Further, when the pretilt angle at the substrate interface is 3 ° or more, it is possible to use a normal alignment film for the TN mode, and a panel for both the IPS mode and the TN mode can be used on the same production line. Even in the case of manufacturing, it is not necessary to change the alignment film, which leads to an improvement in productivity and a reduction in cost.

Further, by making the pretilt angles of the upper and lower substrates the same, the tilt component at the interface between the upper and lower substrates is completely canceled, and the symmetry of the viewing angle characteristic is further improved. Further, when the alignment film is made of polyimide, the alignment stability becomes good, and a liquid crystal display device with high display quality can be obtained.

Further, by using a fluorine-based liquid crystal, it becomes difficult to take in impurities at the time of injection or from a peripheral material, so that a decrease in the voltage holding ratio is eliminated.

[Brief description of the drawings]

FIG. 1 is a plan view of a substrate in Embodiment 1;

FIG. 2 is a cross-sectional view of a liquid crystal display panel in Embodiment 1;

FIG. 3 is a schematic view of an alignment state of liquid crystal molecules in (Example 1).

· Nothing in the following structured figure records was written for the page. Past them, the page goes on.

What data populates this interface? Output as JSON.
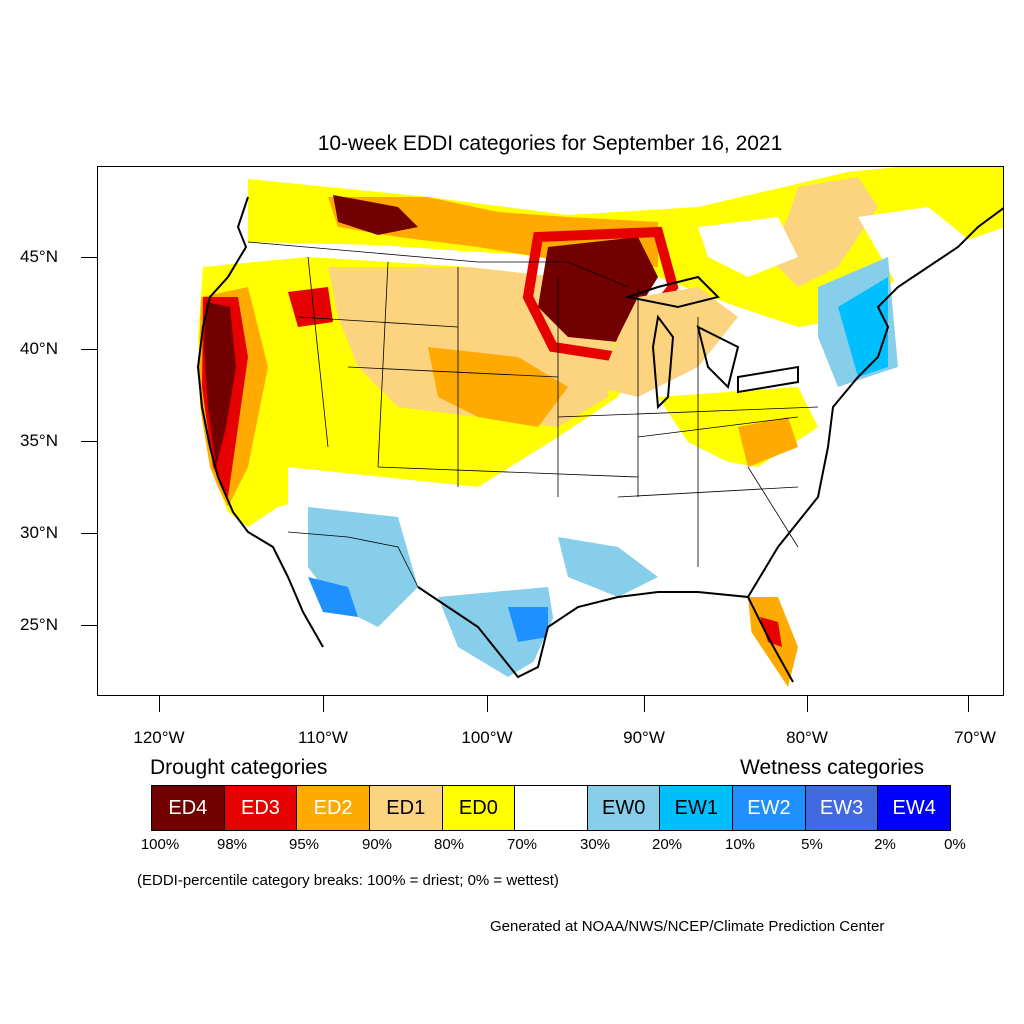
{
  "title": "10-week EDDI categories for September 16, 2021",
  "axes": {
    "lat_labels": [
      "45°N",
      "40°N",
      "35°N",
      "30°N",
      "25°N"
    ],
    "lon_labels": [
      "120°W",
      "110°W",
      "100°W",
      "90°W",
      "80°W",
      "70°W"
    ]
  },
  "legend": {
    "drought_title": "Drought categories",
    "wetness_title": "Wetness categories",
    "categories": [
      {
        "label": "ED4",
        "color": "#730000",
        "text_color": "#ffffff"
      },
      {
        "label": "ED3",
        "color": "#e60000",
        "text_color": "#ffffff"
      },
      {
        "label": "ED2",
        "color": "#ffaa00",
        "text_color": "#ffffff"
      },
      {
        "label": "ED1",
        "color": "#fcd37f",
        "text_color": "#000000"
      },
      {
        "label": "ED0",
        "color": "#ffff00",
        "text_color": "#000000"
      },
      {
        "label": "",
        "color": "#ffffff",
        "text_color": "#000000"
      },
      {
        "label": "EW0",
        "color": "#87ceeb",
        "text_color": "#000000"
      },
      {
        "label": "EW1",
        "color": "#00bfff",
        "text_color": "#000000"
      },
      {
        "label": "EW2",
        "color": "#1e90ff",
        "text_color": "#ffffff"
      },
      {
        "label": "EW3",
        "color": "#4169e1",
        "text_color": "#ffffff"
      },
      {
        "label": "EW4",
        "color": "#0000ff",
        "text_color": "#ffffff"
      }
    ],
    "percentiles": [
      "100%",
      "98%",
      "95%",
      "90%",
      "80%",
      "70%",
      "30%",
      "20%",
      "10%",
      "5%",
      "2%",
      "0%"
    ]
  },
  "note": "(EDDI-percentile category breaks: 100% = driest; 0% = wettest)",
  "credit": "Generated at NOAA/NWS/NCEP/Climate Prediction Center"
}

FIG. 4 shows equal contrast characteristics of a liquid crystal display device in (Example 1).

FIG. 5 is a schematic diagram of an alignment state of liquid crystal molecules in (Comparative Example 1).

FIG. 6 shows equal contrast characteristics of a liquid crystal display element in Comparative Example 1.

[Explanation of symbols]

 DESCRIPTION OF SYMBOLS 1 Source electrode 2 Gate electrode 3 Drain electrode 4 Thin film transistor element 5 Leader electrode 6 Common electrode 7 Pixel electrode 8a, 8b Glass substrate 9a, 9b Alignment film 10 Rubbing direction 11 Bead 12 Liquid crystal molecule

──────────────────────────────────────────────────続 き Continued on the front page (58) Field surveyed (Int.Cl. ⁷ , DB name) G02F 1/1343

Claims (5)

(57) [Claims] A liquid crystal is sandwiched between a pair of substrates, an active element is arranged for each pixel on one of the substrates, and at least one pair of linear pixel electrodes is provided on the substrate having the active elements. Forming a common electrode in the pixel ;
When a voltage is applied between the pixel electrode and the common electrode
A liquid crystal display element in which liquid crystal molecules are aligned between the two substrates, wherein the rubbing directions of the alignment films of the two substrates are substantially parallel and in the same direction, and are present near an interface between the pair of substrates.
Liquid crystal display with different pretilt angles of rotating liquid crystal molecules
element. 2. A liquid crystal is sandwiched between a pair of substrates , and an active element is arranged for each pixel on one of the substrates.
And, on the substrate having this active element,
Forming a linear pixel electrode and a common electrode in the pixel;
When a voltage is applied between the pixel electrode and the common electrode
A liquid crystal display device that aligns liquid crystal molecules between the two substrates.
Te, the rubbing direction of the substrates, the mutually substantially parallel
And the alignment films of the two substrates are different from each other.
Liquid crystal display device made of a material. 3. The method according to claim 1 , wherein liquid crystal molecules existing near the interface of the substrate are blocked.
3. The liquid crystal display device according to claim 1 , wherein a retilt angle is 3 [deg.] Or more . 4. The liquid crystal display device according to claim 1, wherein the alignment film is made of polyimide. 5. The liquid crystal display device according to claim 1, wherein the liquid crystal is a fluorine-based liquid crystal.